Computer chips

Computer chips

University of Surrey to open £4m nano-manufacturing hub

The University of Surrey is set to open a new nano-manufacturing hub, kickstarting the UK’s smart device revolution.

The Engineering and Physical Sciences Research Council (EPSRC) has awarded £1.6m to the Advanced Technology Institute (ATI) and the 5G Innovation Centre (5GIC) at the University of Surrey to establish a hub that will make the manufacturing of smart materials and self-powered electronics a reality in the UK.

The £4.2m project, supported by 32 partner organisations, was co-developed with QinetiQ and the National Physical Laboratory (NPL). 

The University of Surrey will use some of the funds to purchase the innovative NanoOPS printer, designed by Northeastern University, that will give the hub the ability to produce plastic nanoscale electronics suitable for devices such as wearable sensors, electronic tags, and various wireless technologies.

The NanoOPS printer removes the bottleneck in high-throughput and reliable nano-fabrication manufacturing.
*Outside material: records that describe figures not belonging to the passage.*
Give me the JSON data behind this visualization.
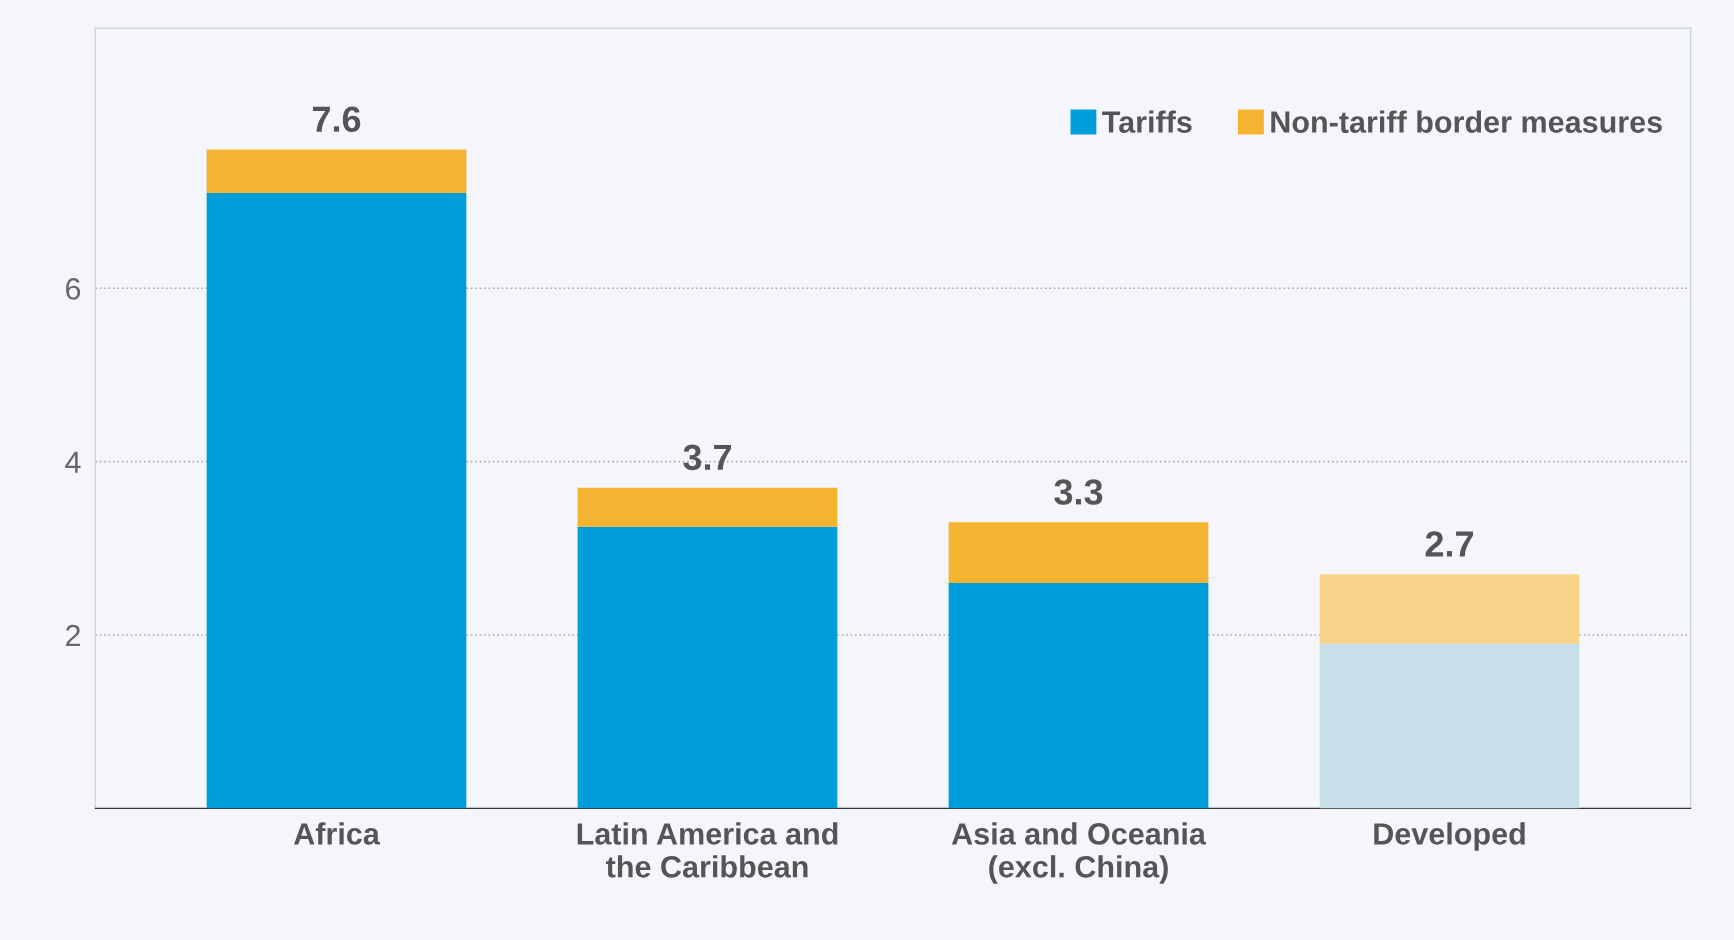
{
  "chart_data": {
    "type": "bar",
    "stacked": true,
    "categories": [
      "Africa",
      "Latin America and\nthe Caribbean",
      "Asia and Oceania\n(excl. China)",
      "Developed"
    ],
    "series": [
      {
        "name": "Tariffs",
        "color": "#009ddb",
        "colors": [
          "#009ddb",
          "#009ddb",
          "#009ddb",
          "#c8dfea"
        ],
        "values": [
          7.1,
          3.25,
          2.6,
          1.9
        ]
      },
      {
        "name": "Non-tariff border measures",
        "color": "#f4b331",
        "colors": [
          "#f4b331",
          "#f4b331",
          "#f4b331",
          "#f7d38a"
        ],
        "values": [
          0.5,
          0.45,
          0.7,
          0.8
        ]
      }
    ],
    "totals": [
      "7.6",
      "3.7",
      "3.3",
      "2.7"
    ],
    "ylim": [
      0,
      9
    ],
    "yticks": [
      2,
      4,
      6
    ],
    "grid": "y",
    "legend": "top right"
  }
}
The hub will be able to reduce, by a factor of ten, the cost of manufacturing plastic electronics, supporting the development of internet-of-things (IoT) devices for smart-homes, smart-cities, and smart factories.

Prof Max Lu, president and vice-chancellor of the University of Surrey, said: “One of our main goals at the University of Surrey is to produce research that can make a positive contribution to society and impact industries across the globe.
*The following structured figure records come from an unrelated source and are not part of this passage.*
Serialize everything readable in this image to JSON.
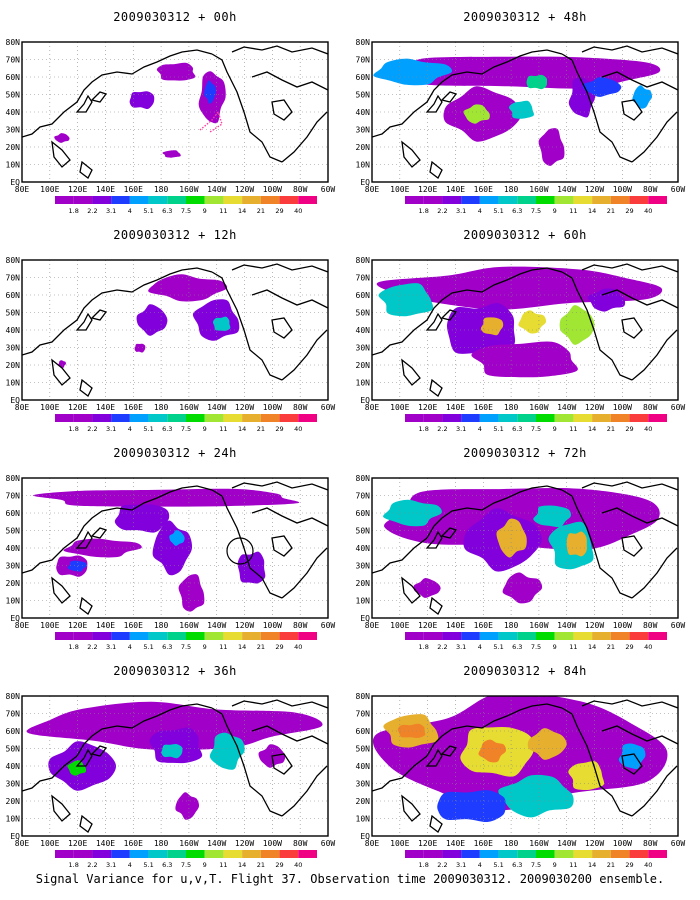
{
  "panels": [
    {
      "title": "2009030312 + 00h",
      "lead": "00h"
    },
    {
      "title": "2009030312 + 48h",
      "lead": "48h"
    },
    {
      "title": "2009030312 + 12h",
      "lead": "12h"
    },
    {
      "title": "2009030312 + 60h",
      "lead": "60h"
    },
    {
      "title": "2009030312 + 24h",
      "lead": "24h"
    },
    {
      "title": "2009030312 + 72h",
      "lead": "72h"
    },
    {
      "title": "2009030312 + 36h",
      "lead": "36h"
    },
    {
      "title": "2009030312 + 84h",
      "lead": "84h"
    }
  ],
  "lon_ticks": [
    "80E",
    "100E",
    "120E",
    "140E",
    "160E",
    "180",
    "160W",
    "140W",
    "120W",
    "100W",
    "80W",
    "60W"
  ],
  "lat_ticks": [
    "80N",
    "70N",
    "60N",
    "50N",
    "40N",
    "30N",
    "20N",
    "10N",
    "EQ"
  ],
  "colorbar": {
    "levels": [
      "1.8",
      "2.2",
      "3.1",
      "4",
      "5.1",
      "6.3",
      "7.5",
      "9",
      "11",
      "14",
      "21",
      "29",
      "40"
    ],
    "colors": [
      "#a000c8",
      "#8200dc",
      "#1e3cff",
      "#00a0ff",
      "#00c8c8",
      "#00d28c",
      "#00dc00",
      "#a0e632",
      "#e6dc32",
      "#e6af2d",
      "#f08228",
      "#fa3c3c",
      "#f00082"
    ]
  },
  "caption": "Signal Variance for u,v,T. Flight 37. Observation time 2009030312. 2009030200 ensemble."
}
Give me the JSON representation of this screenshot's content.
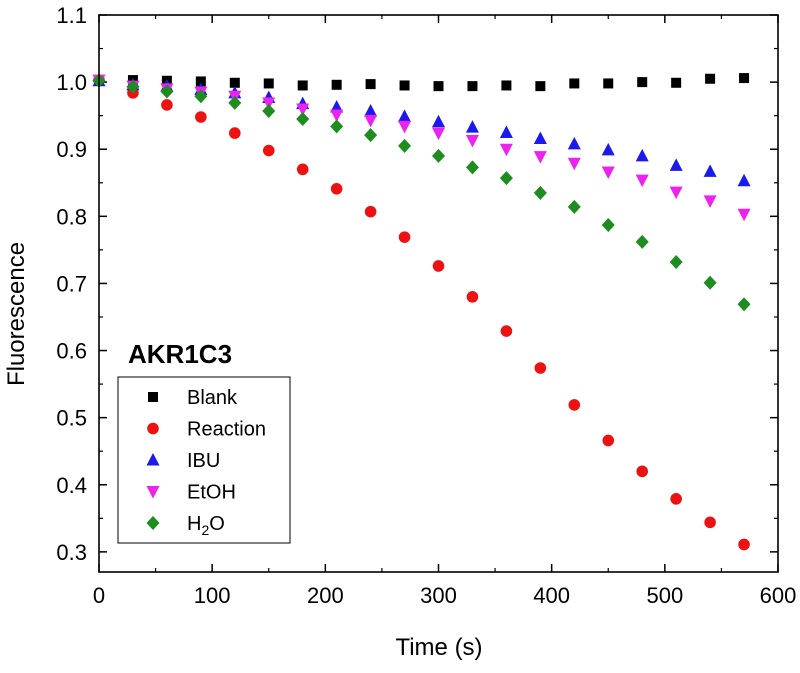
{
  "chart_data": {
    "type": "scatter",
    "title": "",
    "xlabel": "Time (s)",
    "ylabel": "Fluorescence",
    "xlim": [
      0,
      600
    ],
    "ylim": [
      0.27,
      1.1
    ],
    "xticks": [
      0,
      100,
      200,
      300,
      400,
      500,
      600
    ],
    "yticks": [
      0.3,
      0.4,
      0.5,
      0.6,
      0.7,
      0.8,
      0.9,
      1.0,
      1.1
    ],
    "xtick_labels": [
      "0",
      "100",
      "200",
      "300",
      "400",
      "500",
      "600"
    ],
    "ytick_labels": [
      "0.3",
      "0.4",
      "0.5",
      "0.6",
      "0.7",
      "0.8",
      "0.9",
      "1.0",
      "1.1"
    ],
    "annotation": "AKR1C3",
    "legend_position": "lower-left",
    "x": [
      0,
      30,
      60,
      90,
      120,
      150,
      180,
      210,
      240,
      270,
      300,
      330,
      360,
      390,
      420,
      450,
      480,
      510,
      540,
      570
    ],
    "series": [
      {
        "name": "Blank",
        "marker": "square",
        "color": "#000000",
        "values": [
          1.003,
          1.003,
          1.002,
          1.001,
          0.999,
          0.998,
          0.995,
          0.996,
          0.997,
          0.995,
          0.994,
          0.994,
          0.995,
          0.994,
          0.998,
          0.998,
          1.0,
          0.999,
          1.005,
          1.006
        ]
      },
      {
        "name": "Reaction",
        "marker": "circle",
        "color": "#ee1111",
        "values": [
          1.003,
          0.984,
          0.966,
          0.948,
          0.924,
          0.898,
          0.87,
          0.841,
          0.807,
          0.769,
          0.726,
          0.68,
          0.629,
          0.574,
          0.519,
          0.466,
          0.42,
          0.379,
          0.344,
          0.311
        ]
      },
      {
        "name": "IBU",
        "marker": "triangle-up",
        "color": "#1a1aee",
        "values": [
          1.002,
          0.996,
          0.994,
          0.989,
          0.984,
          0.977,
          0.968,
          0.963,
          0.957,
          0.949,
          0.941,
          0.933,
          0.925,
          0.916,
          0.908,
          0.899,
          0.89,
          0.876,
          0.867,
          0.853
        ]
      },
      {
        "name": "EtOH",
        "marker": "triangle-down",
        "color": "#ee22ee",
        "values": [
          1.003,
          0.994,
          0.99,
          0.985,
          0.979,
          0.969,
          0.96,
          0.951,
          0.943,
          0.934,
          0.924,
          0.913,
          0.9,
          0.889,
          0.879,
          0.866,
          0.854,
          0.836,
          0.823,
          0.803
        ]
      },
      {
        "name": "H",
        "name_subscript": "2",
        "name_suffix": "O",
        "marker": "diamond",
        "color": "#1e8c1e",
        "values": [
          1.002,
          0.993,
          0.986,
          0.979,
          0.969,
          0.957,
          0.945,
          0.934,
          0.921,
          0.905,
          0.89,
          0.873,
          0.857,
          0.835,
          0.814,
          0.787,
          0.762,
          0.732,
          0.701,
          0.669
        ]
      }
    ]
  }
}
“I am confident that this collaboration between our world-class facilities – the 5G Innovation Centre and Advance Technology Institute – and private businesses will be a tremendous success and pave the way for future innovation in nano-technology.”

Prof Ravi Silva, director of the ATI and the new nano-manufacturing Hub, added: “This is an exciting project for the University of Surrey and our partners. We will develop new technologies and techniques that will allow us to make the dream of a fully wireless smart home or smart factory commonplace in the UK.”

Prof Sajad Haq, chief scientist, advanced services and products at QinetiQ, said: “This new high-rate facility will make the manufacturing of inexpensive tagging and tracking devices that are unobtrusive and autonomous possible. These can provide real-time data in many environments critical for asset management.”

Dr Fernando Castro, principal scientist at NPL, said: “This investment is an invaluable step forward in positioning the UK as a global competitor in advanced manufacturing and IoT.

“The hub, combined with our innovative measurement and data analysis, will provide the confidence in new advanced manufacturing processes, and the adoption of materials and sensors into industry.”

The new facilities are expected to be operational in third-quarter of 2018.